Moreover, it is a group with roots in the Pakistani heartland of Punjab – as opposed to Al Qaeda or the Taliban, whose centers of gravity are the Arab world and the Afghan borderlands. For these reasons, there are questions about whether the Pakistani government has the resolve to build upon this weekend’s raid – or whether this will simply be a repeat of 2002.
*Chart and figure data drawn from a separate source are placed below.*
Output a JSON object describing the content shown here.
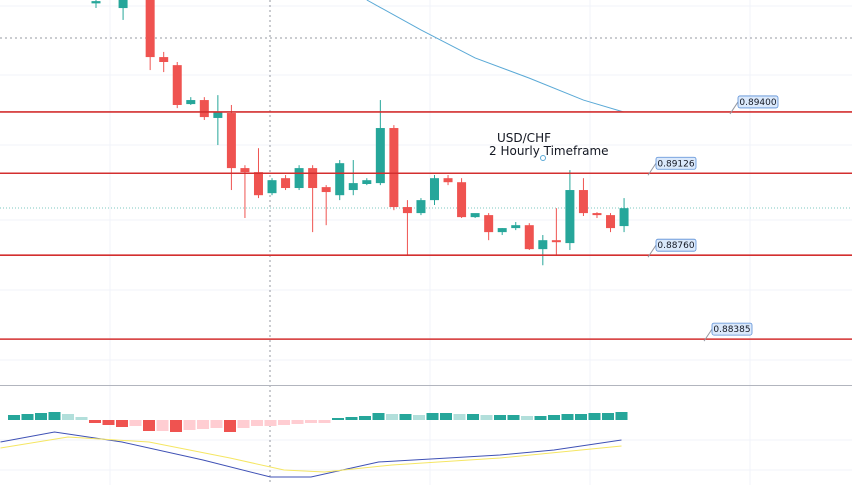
{
  "chart_data": {
    "type": "candlestick",
    "annotation": [
      "USD/CHF",
      "2 Hourly Timeframe"
    ],
    "ylim": [
      0.8818,
      0.899
    ],
    "up_color": "#26a69a",
    "down_color": "#ef5350",
    "level_color": "#d32f2f",
    "candles": [
      [
        0.89885,
        0.899,
        0.89864,
        0.89895
      ],
      null,
      [
        0.89864,
        0.899,
        0.89811,
        0.899
      ],
      null,
      [
        0.899,
        0.899,
        0.89587,
        0.89645
      ],
      [
        0.89645,
        0.89668,
        0.89578,
        0.89623
      ],
      [
        0.89609,
        0.89623,
        0.89417,
        0.89431
      ],
      [
        0.89435,
        0.89466,
        0.89431,
        0.89453
      ],
      [
        0.89453,
        0.89466,
        0.89364,
        0.89377
      ],
      [
        0.89373,
        0.89475,
        0.89252,
        0.89399
      ],
      [
        0.89395,
        0.89431,
        0.89051,
        0.89149
      ],
      [
        0.89149,
        0.89162,
        0.88926,
        0.89131
      ],
      [
        0.89131,
        0.89238,
        0.89015,
        0.89028
      ],
      [
        0.89037,
        0.89104,
        0.89028,
        0.89095
      ],
      [
        0.89104,
        0.89118,
        0.89051,
        0.8906
      ],
      [
        0.8906,
        0.89162,
        0.89051,
        0.89149
      ],
      [
        0.89149,
        0.89162,
        0.88863,
        0.8906
      ],
      [
        0.89064,
        0.89073,
        0.88894,
        0.89042
      ],
      [
        0.89028,
        0.89185,
        0.89006,
        0.89171
      ],
      [
        0.89051,
        0.89185,
        0.89028,
        0.89082
      ],
      [
        0.89078,
        0.89104,
        0.89073,
        0.89095
      ],
      [
        0.89082,
        0.89453,
        0.89073,
        0.89328
      ],
      [
        0.89328,
        0.89341,
        0.88961,
        0.88975
      ],
      [
        0.88975,
        0.89006,
        0.8876,
        0.88948
      ],
      [
        0.88948,
        0.89015,
        0.88939,
        0.89006
      ],
      [
        0.89006,
        0.89118,
        0.88984,
        0.89104
      ],
      [
        0.89104,
        0.89118,
        0.89073,
        0.89086
      ],
      [
        0.89086,
        0.89104,
        0.88926,
        0.8893
      ],
      [
        0.8893,
        0.88939,
        0.88926,
        0.88948
      ],
      [
        0.88939,
        0.88948,
        0.88827,
        0.88863
      ],
      [
        0.88863,
        0.88881,
        0.8885,
        0.88881
      ],
      [
        0.88881,
        0.88908,
        0.88872,
        0.88894
      ],
      [
        0.88894,
        0.88903,
        0.88783,
        0.88787
      ],
      [
        0.88787,
        0.8885,
        0.88715,
        0.88827
      ],
      [
        0.88827,
        0.8897,
        0.8876,
        0.88818
      ],
      [
        0.88814,
        0.8914,
        0.88783,
        0.89051
      ],
      [
        0.89051,
        0.89104,
        0.88935,
        0.88948
      ],
      [
        0.88948,
        0.88952,
        0.88926,
        0.88939
      ],
      [
        0.88939,
        0.88948,
        0.88863,
        0.88881
      ],
      [
        0.8889,
        0.89015,
        0.88863,
        0.8897
      ]
    ],
    "levels": [
      {
        "value": 0.894,
        "label": "0.89400"
      },
      {
        "value": 0.89126,
        "label": "0.89126"
      },
      {
        "value": 0.8876,
        "label": "0.88760"
      },
      {
        "value": 0.88385,
        "label": "0.88385"
      }
    ],
    "ma": {
      "color": "#5aa9d6",
      "x": [
        20,
        24,
        28,
        32,
        36,
        39
      ],
      "values": [
        0.899,
        0.89766,
        0.89641,
        0.89551,
        0.89453,
        0.89399
      ]
    },
    "histogram": {
      "rise_pos": "#26a69a",
      "fall_pos": "#b2dfdb",
      "fall_neg": "#ef5350",
      "rise_neg": "#ffcdd2",
      "values": [
        5,
        6,
        7,
        8,
        6,
        3,
        -3,
        -5,
        -7,
        -6,
        -11,
        -11,
        -12,
        -10,
        -9,
        -8,
        -12,
        -8,
        -6,
        -6,
        -5,
        -4,
        -3,
        -3,
        2,
        3,
        4,
        7,
        6,
        6,
        5,
        7,
        7,
        6,
        6,
        5,
        5,
        5,
        4,
        4,
        5,
        6,
        6,
        7,
        7,
        8
      ]
    },
    "macd": {
      "color": "#3f51b5",
      "x": [
        -1,
        3,
        8,
        14,
        19,
        22,
        27,
        36,
        40,
        45
      ],
      "values": [
        -22,
        -12,
        -22,
        -40,
        -57,
        -57,
        -42,
        -35,
        -30,
        -20
      ]
    },
    "signal": {
      "color": "#f5e663",
      "x": [
        -1,
        4,
        10,
        16,
        20,
        23,
        28,
        36,
        45
      ],
      "values": [
        -28,
        -17,
        -22,
        -38,
        -50,
        -52,
        -45,
        -38,
        -26
      ]
    }
  }
}
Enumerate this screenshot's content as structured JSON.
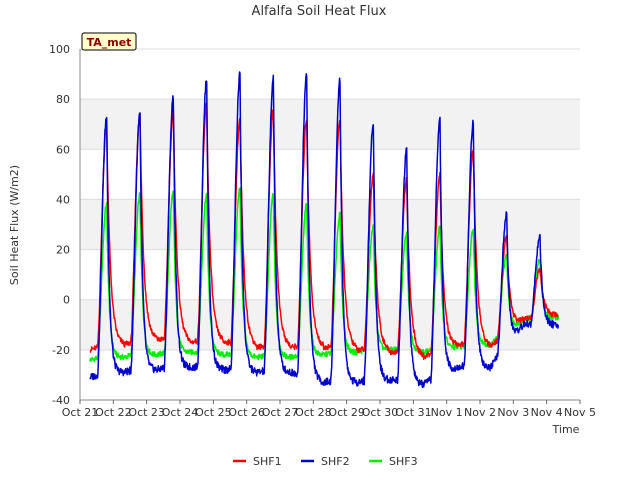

“If the Pakistani Army really does go after Lashkar-e-Taiba, it’s not going to be pretty,” says Fair.
The headquarters of Jamaat-ud-Dawa sits in Muridke, just an hour’s drive from the Punjabi capital of Lahore. There, the charitable arm of Jamaat-ud-Dawa has established a 140-bed hospital and a school for 2,000 boys and girls. Nationwide, the organization has 2,000 schools.
“They have done a lot of social networking, like Hamas,” says Fair, referring to the Palestinian Islamic group with militant and social-service wings.
Along the Grand Trunk Road, where trucks rumble past tea stalls and bakeries, there is only sympathy for Jamaat-ud-Dawa. “The Jamaat-ud-Dawa have their [school] here, they don’t do anything wrong, they’re a big part of this town,” says Mazhar Ali, a carpenter whose shop overlooks the main road.
“Everyone would take to the streets in protest if anything happened to them,” he adds.
Yet across Punjab, the news of this weekend’s raid is already having an effect. In the main Jamaat-ud-Dawa office in Lahore, an official acknowledges that the government has asked it to lower its profile. In Muridke, six men gathered beneath a Jamaat-ud-Dawa flag, collecting blankets for victims of an earthquake in Balochistan, are packing up. They have already received the orders: Remove the flag.
But they hope it won’t be for long. “Our work, our jihad, our preaching won’t end,” says Abdul Hameed, a Jamaat-ud-Dawa officer. “We will continue our work for as long as we can.”